A Mortgage Pre-Approval (Pré-Aprovação de Crédito Habitação) is a document issued by a bank following a preliminary assessment of your financial profile — including income, expenses, existing debts, and employment stability.
In practical terms, the bank is stating:
“Based on your financial situation, we are willing to lend up to X €.”
Negotiation Strength
It demonstrates to the seller or real estate agency that you are a serious buyer who already has initial bank approval. This can be decisive when a seller is choosing between competing offers.
Focused Property Search
Prevents wasted time viewing properties outside your realistic financing capacity — for example, visiting €300,000 properties when the bank would only finance €250,000.

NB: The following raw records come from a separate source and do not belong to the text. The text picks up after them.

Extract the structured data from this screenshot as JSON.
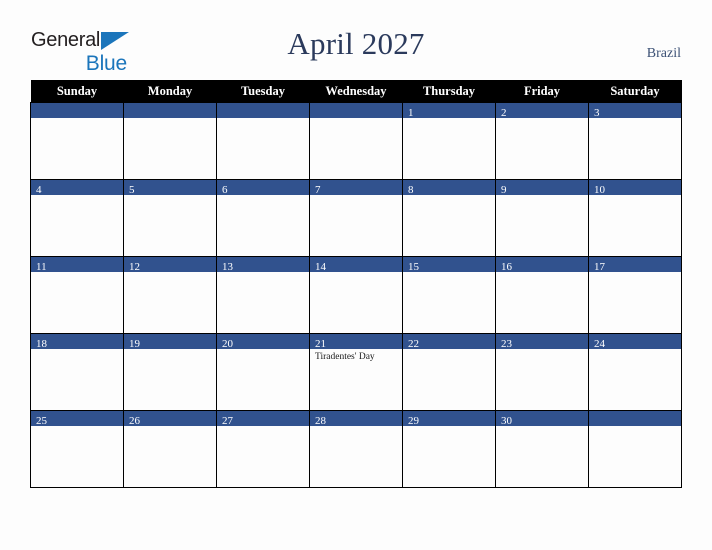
{
  "brand": {
    "name_part1": "General",
    "name_part2": "Blue",
    "triangle_icon": "blue-triangle-icon",
    "primary_color": "#1b75bb",
    "text_color": "#231f20"
  },
  "header": {
    "title": "April 2027",
    "country": "Brazil",
    "title_color": "#2b3a5c",
    "country_color": "#3c5175"
  },
  "calendar": {
    "accent_color": "#31528e",
    "header_bg": "#000000",
    "header_text_color": "#ffffff",
    "weekdays": [
      "Sunday",
      "Monday",
      "Tuesday",
      "Wednesday",
      "Thursday",
      "Friday",
      "Saturday"
    ],
    "weeks": [
      [
        {
          "day": "",
          "events": []
        },
        {
          "day": "",
          "events": []
        },
        {
          "day": "",
          "events": []
        },
        {
          "day": "",
          "events": []
        },
        {
          "day": "1",
          "events": []
        },
        {
          "day": "2",
          "events": []
        },
        {
          "day": "3",
          "events": []
        }
      ],
      [
        {
          "day": "4",
          "events": []
        },
        {
          "day": "5",
          "events": []
        },
        {
          "day": "6",
          "events": []
        },
        {
          "day": "7",
          "events": []
        },
        {
          "day": "8",
          "events": []
        },
        {
          "day": "9",
          "events": []
        },
        {
          "day": "10",
          "events": []
        }
      ],
      [
        {
          "day": "11",
          "events": []
        },
        {
          "day": "12",
          "events": []
        },
        {
          "day": "13",
          "events": []
        },
        {
          "day": "14",
          "events": []
        },
        {
          "day": "15",
          "events": []
        },
        {
          "day": "16",
          "events": []
        },
        {
          "day": "17",
          "events": []
        }
      ],
      [
        {
          "day": "18",
          "events": []
        },
        {
          "day": "19",
          "events": []
        },
        {
          "day": "20",
          "events": []
        },
        {
          "day": "21",
          "events": [
            "Tiradentes' Day"
          ]
        },
        {
          "day": "22",
          "events": []
        },
        {
          "day": "23",
          "events": []
        },
        {
          "day": "24",
          "events": []
        }
      ],
      [
        {
          "day": "25",
          "events": []
        },
        {
          "day": "26",
          "events": []
        },
        {
          "day": "27",
          "events": []
        },
        {
          "day": "28",
          "events": []
        },
        {
          "day": "29",
          "events": []
        },
        {
          "day": "30",
          "events": []
        },
        {
          "day": "",
          "events": []
        }
      ]
    ]
  }
}
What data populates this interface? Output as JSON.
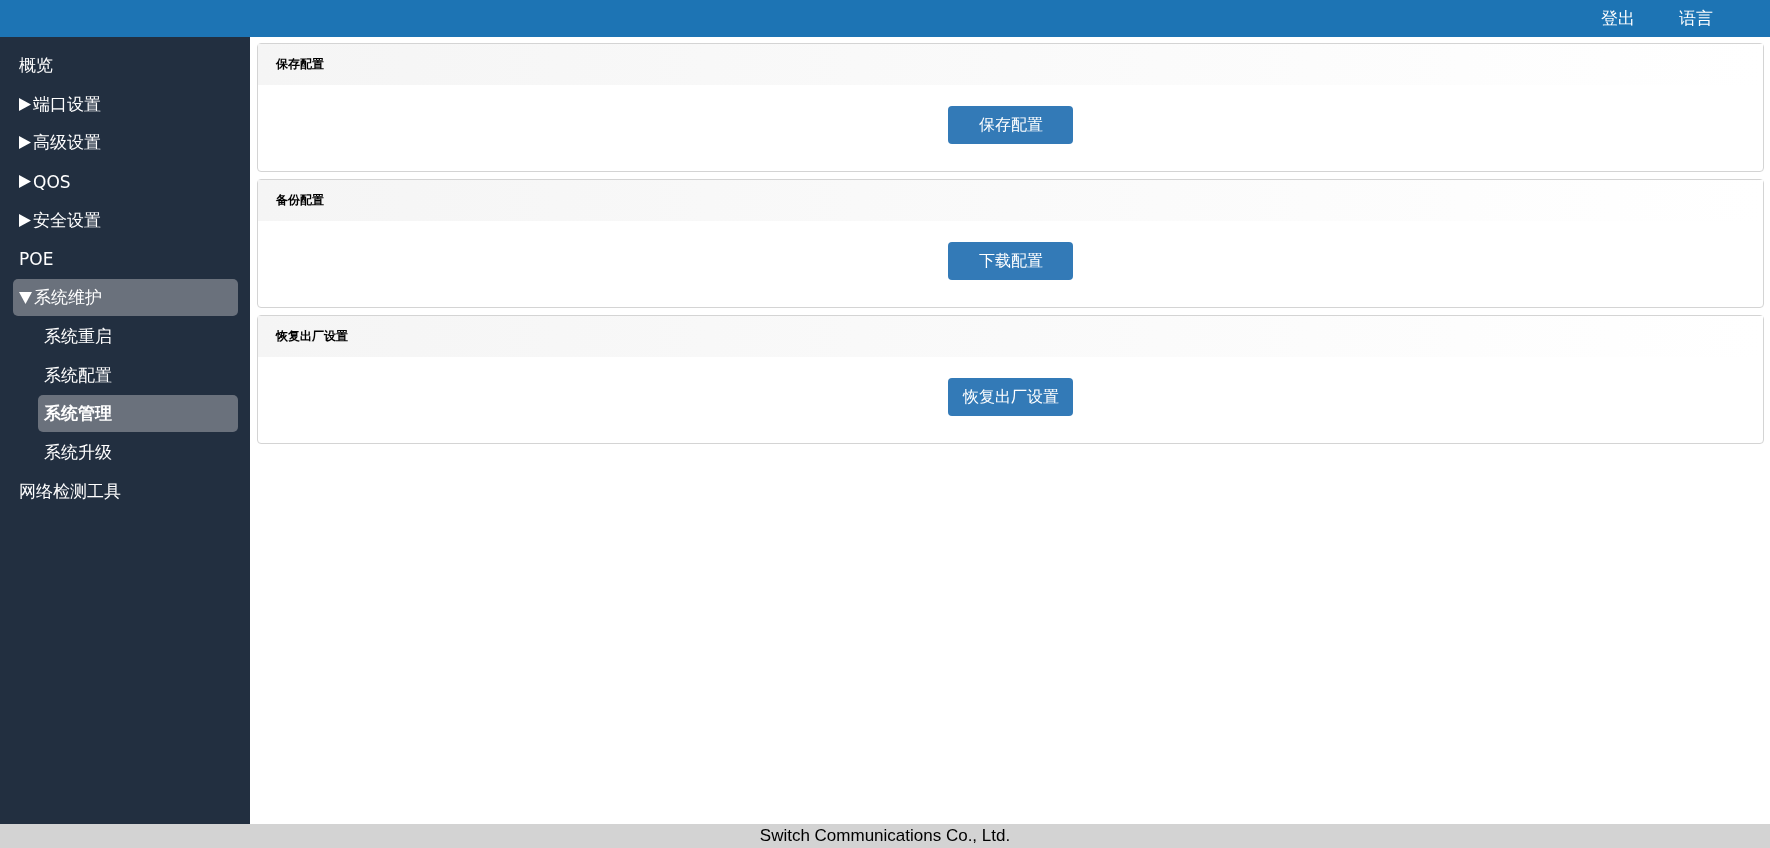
{
  "header": {
    "links": [
      "登出",
      "语言"
    ]
  },
  "sidebar": {
    "items": [
      {
        "label": "概览",
        "selected": false
      },
      {
        "label": "端口设置",
        "selected": false,
        "expanded": false
      },
      {
        "label": "高级设置",
        "selected": false,
        "expanded": false
      },
      {
        "label": "QOS",
        "selected": false,
        "expanded": false
      },
      {
        "label": "安全设置",
        "selected": false,
        "expanded": false
      },
      {
        "label": "POE",
        "selected": false
      },
      {
        "label": "系统维护",
        "selected": true,
        "expanded": true,
        "children": [
          {
            "label": "系统重启",
            "selected": false
          },
          {
            "label": "系统配置",
            "selected": false
          },
          {
            "label": "系统管理",
            "selected": true
          },
          {
            "label": "系统升级",
            "selected": false
          }
        ]
      },
      {
        "label": "网络检测工具",
        "selected": false
      }
    ]
  },
  "panels": [
    {
      "title": "保存配置",
      "button": "保存配置"
    },
    {
      "title": "备份配置",
      "button": "下载配置"
    },
    {
      "title": "恢复出厂设置",
      "button": "恢复出厂设置"
    }
  ],
  "footer": {
    "text": "Switch Communications Co., Ltd."
  }
}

Faster Promissory Contract (CPCV — Contrato-Promessa de Compra e Venda)
Since your personal financial documents have already been reviewed, the final mortgage decision (after property valuation) becomes significantly faster.
Document Submission
You must provide the bank with documents such as:
Recent salary slips (recibos de vencimento)
Annual tax return (IRS)
Bank statements
Credit liabilities report issued by the Bank of Portugal — Mapa de Responsabilidades de Crédito do Banco de Portugal
Risk Assessment
The bank’s risk department evaluates your affordability level (taxa de esforço) and financial stability.
Issuance
If approved, the bank issues a document confirming the maximum financing amount available.
€0 — Free
Most Portuguese banks do not charge for the preliminary assessment or issuance of a pre-approval letter.
Mortgage pre-approval is temporary and typically valid for 30 to 90 days.
If your financial situation changes — for example, changing jobs or taking out a new loan — the pre-approval may become invalid.
Pre-approval assesses you as the borrower, not the property.
Final mortgage approval only occurs after the bank evaluates the property itself through a bank valuation (Peritagem Bancária).
If legal issues arise or the valuation comes in below the agreed purchase price, the bank may refuse financing even after issuing pre-approval.